Pure magic. Struck by a sudden realization, Anja laughed aloud.
The old woman smiled at her. “Now you must share in the thought that made you laugh. And that will be the Midwinter gift you give to me.”
It was probably what this woman already knew. “That is why wishes can’t be said out loud, isn’t it? Because when they are spoken aloud, they become a spell, and a sp
ell is corrupt magic.”
Pleasure wreathed her wrinkled face. “So that one has taught you something of real magic.”
“Yes.” Grinning, she glanced at Kael, then her heart seemed to rend in two when she saw the pretty maid who had sidled up to him during the song. He did not seem to pay her any attention, but soon the song would end and she might speak to him.
And she would likely be the first of many who tried.
Throat burning, she tore her gaze from the painful scene and hoarsely asked the woman, “Do you know much about true magic, then?”
“I would think so.” She eyed Kael, then Anja’s stricken face, but said nothing of what she concluded of the situation between them. “I am the witch of our clan.”

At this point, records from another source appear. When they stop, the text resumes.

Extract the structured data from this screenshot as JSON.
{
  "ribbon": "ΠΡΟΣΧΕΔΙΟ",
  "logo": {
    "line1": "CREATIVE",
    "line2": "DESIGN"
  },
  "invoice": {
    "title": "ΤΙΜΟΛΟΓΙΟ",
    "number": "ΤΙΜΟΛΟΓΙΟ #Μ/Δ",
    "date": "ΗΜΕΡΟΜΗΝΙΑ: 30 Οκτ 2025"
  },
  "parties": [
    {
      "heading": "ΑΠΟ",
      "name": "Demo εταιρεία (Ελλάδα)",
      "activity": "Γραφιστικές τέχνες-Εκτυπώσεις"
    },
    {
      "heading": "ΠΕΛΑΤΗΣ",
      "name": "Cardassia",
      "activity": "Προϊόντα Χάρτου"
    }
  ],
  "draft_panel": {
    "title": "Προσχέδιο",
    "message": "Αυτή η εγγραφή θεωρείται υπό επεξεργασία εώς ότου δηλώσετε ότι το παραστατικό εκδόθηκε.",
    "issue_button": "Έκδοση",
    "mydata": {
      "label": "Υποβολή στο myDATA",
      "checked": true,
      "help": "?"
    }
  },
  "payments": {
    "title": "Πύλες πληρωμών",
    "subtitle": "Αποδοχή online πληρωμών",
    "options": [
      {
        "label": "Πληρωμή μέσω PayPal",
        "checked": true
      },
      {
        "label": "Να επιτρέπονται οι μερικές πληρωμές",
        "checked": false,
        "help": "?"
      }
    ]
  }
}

Shock cut through Anja’s misery and she stared at the woman with jaw dropped. She had heard that term before, but only said in the most derogatory way.
As if amused by Anja’s reaction, the woman chuckled. “In the Dead Lands, that is no insult. It only means that I am a…” She lifted a gnarled hand as if searching for the word. “Not a priestess, because I do not commune with gods. But I oversee births and conduct ceremonies—and heal when I must.”
Heal? “You are a spellcaster?”
Her grimace deepened the wrinkles around her mouth. “When I must,” she said again. “Better to heal without spells, if it can be done.”
“Yes,” Anja agreed softly. Just as Kael had said, too. And the maid had gone away from him but already another woman had slipped closer. “Do you know much about love?”
“I do. I know how it burns so strong and bright that it can seem to give off its own light. And you shine like the sun, Anja of Ivermere,” the old woman said. “But I see shadows, too.”
Eyes burning, Anja shook her head. “I don’t think it can be love. It doesn’t feel bright and pure. It feels like poison inside me.”